With the lens of an adult, I am unsure just how bad my adolescence really was.  At the time, there seemed to be a lot of challenges.  At the time, I was a bit of a melodramatic teenager.  It was my job as teenager.  In the bigger picture of life, I had a roof over my head, food on the table, and clothes on my back.  As an adult, I have learned to appreciate these simple blessings.  Although, even now, I hope for more in my life than just these basics.

I'd like to think that I don't use sarcasm as a tool against others.  But I do not know.  It is impossible for me to step back far enough to know how I use it, because once I get to that place, I think more before actually using it.  Which, I guess, is a good thing.
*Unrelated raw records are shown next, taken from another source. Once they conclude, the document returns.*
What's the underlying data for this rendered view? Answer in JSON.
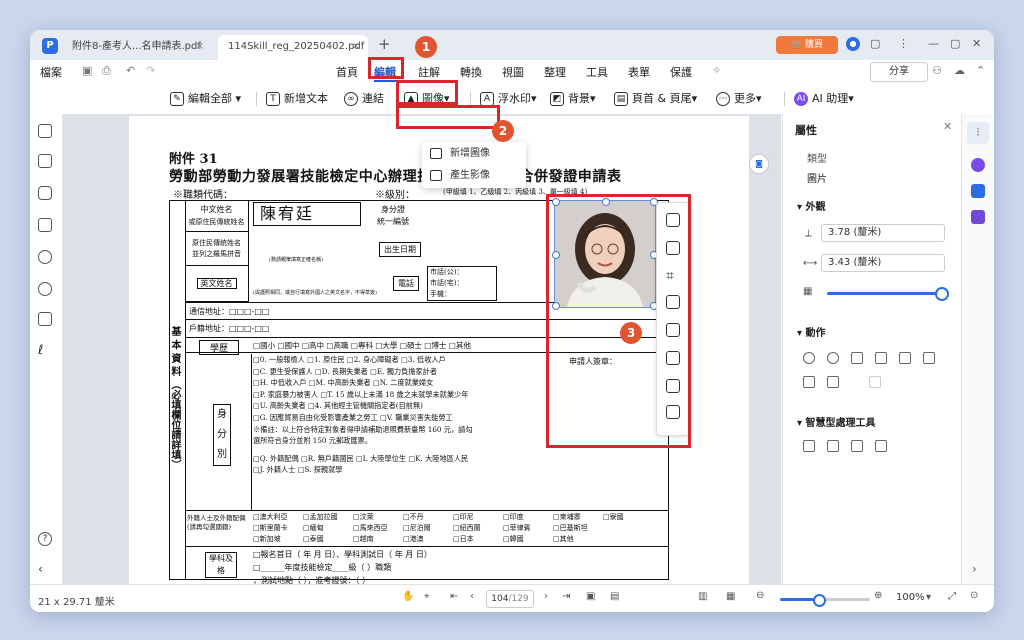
{
  "tabs": [
    {
      "label": "附件8-產考人...名申請表.pdf"
    },
    {
      "label": "114Skill_reg_20250402.pdf *"
    }
  ],
  "titlebar": {
    "buy_label": "購買",
    "new_tab": "+"
  },
  "menu": {
    "file": "檔案",
    "items": [
      "首頁",
      "編輯",
      "註解",
      "轉換",
      "視圖",
      "整理",
      "工具",
      "表單",
      "保護"
    ],
    "share": "分享"
  },
  "toolbar": {
    "edit_all": "編輯全部",
    "add_text": "新增文本",
    "link": "連結",
    "image": "圖像",
    "watermark": "浮水印",
    "background": "背景",
    "header_footer": "頁首 & 頁尾",
    "more": "更多",
    "ai": "AI 助理"
  },
  "dropdown": {
    "items": [
      "新增圖像",
      "產生影像"
    ]
  },
  "badges": [
    "1",
    "2",
    "3"
  ],
  "document": {
    "attachment": "附件 31",
    "title": "勞動部勞動力發展署技能檢定中心辦理技術士技能檢定合併發證申請表",
    "job_code": "※職類代碼：",
    "level": "※級別：",
    "level_note": "(甲級填 1、乙級填 2、丙級填 3、單一級填 4)",
    "chinese_name_label": "中文姓名",
    "chinese_name_sub": "或原住民傳統姓名",
    "name_value": "陳宥廷",
    "id_label": "身分證",
    "id_sub": "統一編號",
    "aboriginal_label": "原住民傳統姓名",
    "aboriginal_sub": "並列之羅馬拼音",
    "birth_label": "出生日期",
    "roman_note": "(務請親筆填寫正確名稱)",
    "english_label": "英文姓名",
    "english_note": "(與護照相同，或自行填寫外國人之英文名字，不得草簽)",
    "phone_label": "電話",
    "phone_lines": [
      "市話(公)：",
      "市話(宅)：",
      "手機："
    ],
    "mail_addr": "通信地址：□□□-□□",
    "reg_addr": "戶籍地址：□□□-□□",
    "section_side": "基 本 資 料 （必填欄位請詳填）",
    "education_label": "學歷",
    "education_options": "□國小 □國中 □高中 □高職 □專科 □大學 □碩士 □博士 □其他",
    "identity_label": "身 分 別",
    "identity_lines": [
      "□0. 一般報檢人    □1. 原住民    □2. 身心障礙者   □3. 低收入戶",
      "□C. 更生受保護人  □D. 長期失業者      □E. 獨力負擔家計者",
      "□H. 中低收入戶    □M. 中高齡失業者    □N. 二度就業婦女",
      "□P. 家庭暴力被害人 □T. 15 歲以上未滿 18 歲之未就學未就業少年",
      "□U. 高齡失業者    □4. 其他經主管機關指定者(目前無)",
      "□G. 因應貿易自由化受影響產業之勞工    □V. 職業災害失能勞工",
      "※備註：以上符合特定對象者得申請補助退照費新臺幣 160 元，請勾",
      "選所符合身分並附 150 元郵政匯票。",
      "□Q. 外籍配偶  □R. 無戶籍國民  □I. 大陸學位生  □K. 大陸地區人民",
      "□J. 外籍人士  □S. 探親就學"
    ],
    "applicant_sign": "申請人簽章：",
    "foreign_label": "外籍人士及外籍配偶(請再勾選國籍)",
    "countries": [
      [
        "□澳大利亞",
        "□孟加拉國",
        "□汶萊",
        "□不丹",
        "□印尼",
        "□印度",
        "□柬埔寨",
        "□寮國"
      ],
      [
        "□斯里蘭卡",
        "□緬甸",
        "□馬來西亞",
        "□尼泊爾",
        "□紐西蘭",
        "□菲律賓",
        "□巴基斯坦",
        ""
      ],
      [
        "□新加坡",
        "□泰國",
        "□越南",
        "□港澳",
        "□日本",
        "□韓國",
        "□其他",
        ""
      ]
    ],
    "exam_label": "學科及格",
    "exam_lines": [
      "□報名首日（    年    月    日）、學科測試日（    年    月    日）",
      "□______年度技能檢定____級（                    ）職類",
      "，測試地點（                    ），准考證號：（              ）"
    ]
  },
  "properties": {
    "title": "屬性",
    "type_label": "類型",
    "type_value": "圖片",
    "appearance": "外觀",
    "height": "3.78 (釐米)",
    "width": "3.43 (釐米)",
    "opacity": 1.0,
    "actions": "動作",
    "smart_tools": "智慧型處理工具"
  },
  "status": {
    "page_size": "21 x 29.71 釐米",
    "page_current": "104",
    "page_total": "/129",
    "zoom": "100%"
  },
  "colors": {
    "accent": "#1d5ad8",
    "highlight": "#d8262a",
    "badge": "#e0552f"
  }
}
But this last week, I have been thinking more strongly than before about the use of sarcasm as a result of what I read in this blurb.  And I think, once you read this, you, too, will think twice before you next choose to wield sarcasm as a "tool".  The passage said that sarcasm comes from the Greek word which means "to tear flesh". 

For the most part, I would have said that my use of sarcasm is harmless.  Or mostly harmless.  But when can the tearing of flesh ever be harmless?  Even the tiniest paper cut can really hurt and sting. 

How differently would we communicate with each other if we could see the literal wounds we inflict when we speak?  How much gentler, kinder, and more thoughtful would we be?  If we could see the way we make others bleed, how could we continue to act in that manner? 

I think we have a responsibility to think about our communications with each other and think more clearly about how what we say might affect others.  That by our words, we might "tear flesh". 

We may say that sticks and stones may break my bones, but words will never hurt me, but we all know that this is something we tell ourselves and that words do hurt.  So take care when you speak to others and be gentle with each other.